The most notable feature of the current market correction is that bond yields have plummeted, as investors have fled stocks to the safety of safe bonds. This is normal when the market is concerned that a crisis is afoot. But in the long-term, bond yields and stocks’ earnings yields should be correlated. There are many reasons for this, but the main reason is that bonds and stocks are competitive investments. If bonds get expensive (lower bond yields), stocks should also get expensive (lower earnings yields). As the chart below shows, stocks have been cheap relative to bonds since mid-2004—the earnings yield line is above the bond yield line.
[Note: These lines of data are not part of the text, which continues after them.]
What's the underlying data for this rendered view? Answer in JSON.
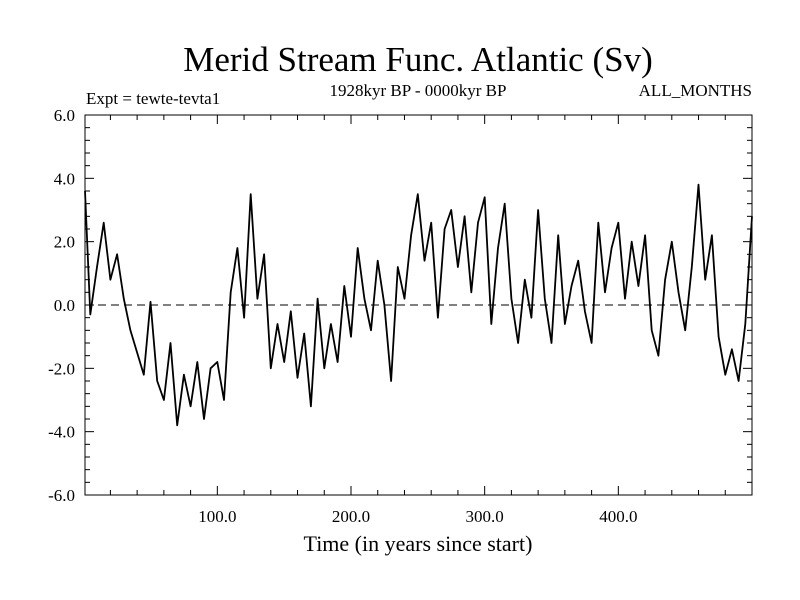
{
  "chart_data": {
    "type": "line",
    "title": "Merid Stream Func. Atlantic (Sv)",
    "subtitle": "1928kyr BP - 0000kyr BP",
    "experiment_label": "Expt = tewte-tevta1",
    "period_label": "ALL_MONTHS",
    "xlabel": "Time (in years since start)",
    "ylabel": "",
    "xlim": [
      1,
      500
    ],
    "ylim": [
      -6,
      6
    ],
    "x_ticks": [
      100,
      200,
      300,
      400
    ],
    "x_tick_labels": [
      "100.0",
      "200.0",
      "300.0",
      "400.0"
    ],
    "y_ticks": [
      -6,
      -4,
      -2,
      0,
      2,
      4,
      6
    ],
    "y_tick_labels": [
      "-6.0",
      "-4.0",
      "-2.0",
      "0.0",
      "2.0",
      "4.0",
      "6.0"
    ],
    "reference_line": {
      "y": 0,
      "style": "dashed"
    },
    "grid": false,
    "series": [
      {
        "name": "Merid Stream Func. Atlantic",
        "x": [
          1,
          5,
          10,
          15,
          20,
          25,
          30,
          35,
          40,
          45,
          50,
          55,
          60,
          65,
          70,
          75,
          80,
          85,
          90,
          95,
          100,
          105,
          110,
          115,
          120,
          125,
          130,
          135,
          140,
          145,
          150,
          155,
          160,
          165,
          170,
          175,
          180,
          185,
          190,
          195,
          200,
          205,
          210,
          215,
          220,
          225,
          230,
          235,
          240,
          245,
          250,
          255,
          260,
          265,
          270,
          275,
          280,
          285,
          290,
          295,
          300,
          305,
          310,
          315,
          320,
          325,
          330,
          335,
          340,
          345,
          350,
          355,
          360,
          365,
          370,
          375,
          380,
          385,
          390,
          395,
          400,
          405,
          410,
          415,
          420,
          425,
          430,
          435,
          440,
          445,
          450,
          455,
          460,
          465,
          470,
          475,
          480,
          485,
          490,
          495,
          500
        ],
        "values": [
          3.6,
          -0.3,
          1.2,
          2.6,
          0.8,
          1.6,
          0.2,
          -0.8,
          -1.5,
          -2.2,
          0.1,
          -2.4,
          -3.0,
          -1.2,
          -3.8,
          -2.2,
          -3.2,
          -1.8,
          -3.6,
          -2.0,
          -1.8,
          -3.0,
          0.4,
          1.8,
          -0.4,
          3.5,
          0.2,
          1.6,
          -2.0,
          -0.6,
          -1.8,
          -0.2,
          -2.3,
          -0.9,
          -3.2,
          0.2,
          -2.0,
          -0.6,
          -1.8,
          0.6,
          -1.0,
          1.8,
          0.2,
          -0.8,
          1.4,
          0.0,
          -2.4,
          1.2,
          0.2,
          2.2,
          3.5,
          1.4,
          2.6,
          -0.4,
          2.4,
          3.0,
          1.2,
          2.8,
          0.4,
          2.6,
          3.4,
          -0.6,
          1.8,
          3.2,
          0.2,
          -1.2,
          0.8,
          -0.4,
          3.0,
          0.2,
          -1.2,
          2.2,
          -0.6,
          0.6,
          1.4,
          -0.2,
          -1.2,
          2.6,
          0.4,
          1.8,
          2.6,
          0.2,
          2.0,
          0.6,
          2.2,
          -0.8,
          -1.6,
          0.8,
          2.0,
          0.4,
          -0.8,
          1.2,
          3.8,
          0.8,
          2.2,
          -1.0,
          -2.2,
          -1.4,
          -2.4,
          -0.6,
          2.8
        ]
      }
    ]
  }
}
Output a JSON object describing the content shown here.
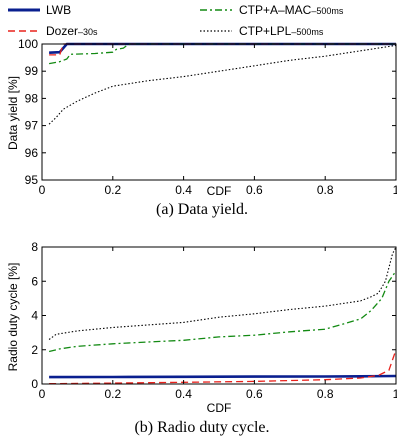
{
  "legend": {
    "lwb": {
      "name": "LWB",
      "sub": ""
    },
    "dozer": {
      "name": "Dozer",
      "sub": "–30s"
    },
    "ctp_amac": {
      "name": "CTP+A–MAC",
      "sub": "–500ms"
    },
    "ctp_lpl": {
      "name": "CTP+LPL",
      "sub": "–500ms"
    }
  },
  "colors": {
    "lwb": "#0a1f8f",
    "dozer": "#e8221c",
    "ctp_amac": "#138a13",
    "ctp_lpl": "#000000"
  },
  "chart_data": [
    {
      "type": "line",
      "caption": "(a)  Data yield.",
      "xlabel": "CDF",
      "ylabel": "Data yield [%]",
      "xlim": [
        0,
        1
      ],
      "ylim": [
        95,
        100
      ],
      "xticks": [
        "0",
        "0.2",
        "0.4",
        "0.6",
        "0.8",
        "1"
      ],
      "yticks": [
        "95",
        "96",
        "97",
        "98",
        "99",
        "100"
      ],
      "grid": false,
      "legend_position": "above plot",
      "series": [
        {
          "name": "LWB",
          "x": [
            0.02,
            0.05,
            0.07,
            0.1,
            0.3,
            0.6,
            1.0
          ],
          "y": [
            99.68,
            99.7,
            100,
            100,
            100,
            100,
            100
          ]
        },
        {
          "name": "Dozer",
          "x": [
            0.02,
            0.05,
            0.06,
            0.1,
            0.3,
            0.6,
            1.0
          ],
          "y": [
            99.6,
            99.6,
            100,
            100,
            100,
            100,
            100
          ]
        },
        {
          "name": "CTP+A-MAC",
          "x": [
            0.02,
            0.05,
            0.07,
            0.08,
            0.15,
            0.2,
            0.21,
            0.23,
            0.24,
            0.25,
            0.5,
            1.0
          ],
          "y": [
            99.28,
            99.35,
            99.45,
            99.62,
            99.65,
            99.7,
            99.8,
            99.85,
            99.95,
            100,
            100,
            100
          ]
        },
        {
          "name": "CTP+LPL",
          "x": [
            0.02,
            0.04,
            0.06,
            0.1,
            0.15,
            0.2,
            0.3,
            0.4,
            0.5,
            0.6,
            0.7,
            0.8,
            0.9,
            0.95,
            1.0
          ],
          "y": [
            97.05,
            97.3,
            97.6,
            97.9,
            98.2,
            98.45,
            98.65,
            98.8,
            99.0,
            99.2,
            99.4,
            99.55,
            99.75,
            99.85,
            99.95
          ]
        }
      ]
    },
    {
      "type": "line",
      "caption": "(b)  Radio duty cycle.",
      "xlabel": "CDF",
      "ylabel": "Radio duty cycle [%]",
      "xlim": [
        0,
        1
      ],
      "ylim": [
        0,
        8
      ],
      "xticks": [
        "0",
        "0.2",
        "0.4",
        "0.6",
        "0.8",
        "1"
      ],
      "yticks": [
        "0",
        "2",
        "4",
        "6",
        "8"
      ],
      "grid": false,
      "series": [
        {
          "name": "LWB",
          "x": [
            0.02,
            0.2,
            0.4,
            0.6,
            0.8,
            0.9,
            1.0
          ],
          "y": [
            0.4,
            0.41,
            0.42,
            0.43,
            0.44,
            0.45,
            0.47
          ]
        },
        {
          "name": "Dozer",
          "x": [
            0.02,
            0.2,
            0.4,
            0.6,
            0.8,
            0.9,
            0.95,
            0.98,
            1.0
          ],
          "y": [
            0.02,
            0.05,
            0.1,
            0.15,
            0.25,
            0.35,
            0.5,
            0.8,
            2.0
          ]
        },
        {
          "name": "CTP+A-MAC",
          "x": [
            0.02,
            0.05,
            0.1,
            0.2,
            0.3,
            0.4,
            0.5,
            0.6,
            0.7,
            0.8,
            0.85,
            0.9,
            0.93,
            0.96,
            0.98,
            1.0
          ],
          "y": [
            1.9,
            2.05,
            2.2,
            2.35,
            2.45,
            2.55,
            2.75,
            2.85,
            3.05,
            3.2,
            3.5,
            3.8,
            4.3,
            5.0,
            6.0,
            6.6
          ]
        },
        {
          "name": "CTP+LPL",
          "x": [
            0.02,
            0.04,
            0.1,
            0.2,
            0.3,
            0.4,
            0.5,
            0.6,
            0.7,
            0.8,
            0.85,
            0.9,
            0.93,
            0.95,
            0.97,
            0.99,
            1.0
          ],
          "y": [
            2.6,
            2.9,
            3.1,
            3.3,
            3.45,
            3.6,
            3.9,
            4.1,
            4.35,
            4.55,
            4.7,
            4.85,
            5.1,
            5.3,
            6.0,
            7.6,
            8.0
          ]
        }
      ]
    }
  ]
}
Since 1982, there has been only one other time when the earnings yield line was above the bond yield line: the last few months of the bear market in 2002 (which is circled on the graph). Stocks were probably at their cheapest in the summer of 2006, when the gap between the two lines maxed out. Since then, stocks have enjoyed a nice bull run, so the gap has been closing modestly. But just in the last month, that gap has seriously widened again.
We never pretend to know where the market is going in the short-term. There could yet be another leg down as the market continues to assess just how badly the economy (and especially the financial sector) will be hurt by the subprime mortgage debacle. But we do believe there is a great deal of value in stocks right now for long-term stock investors.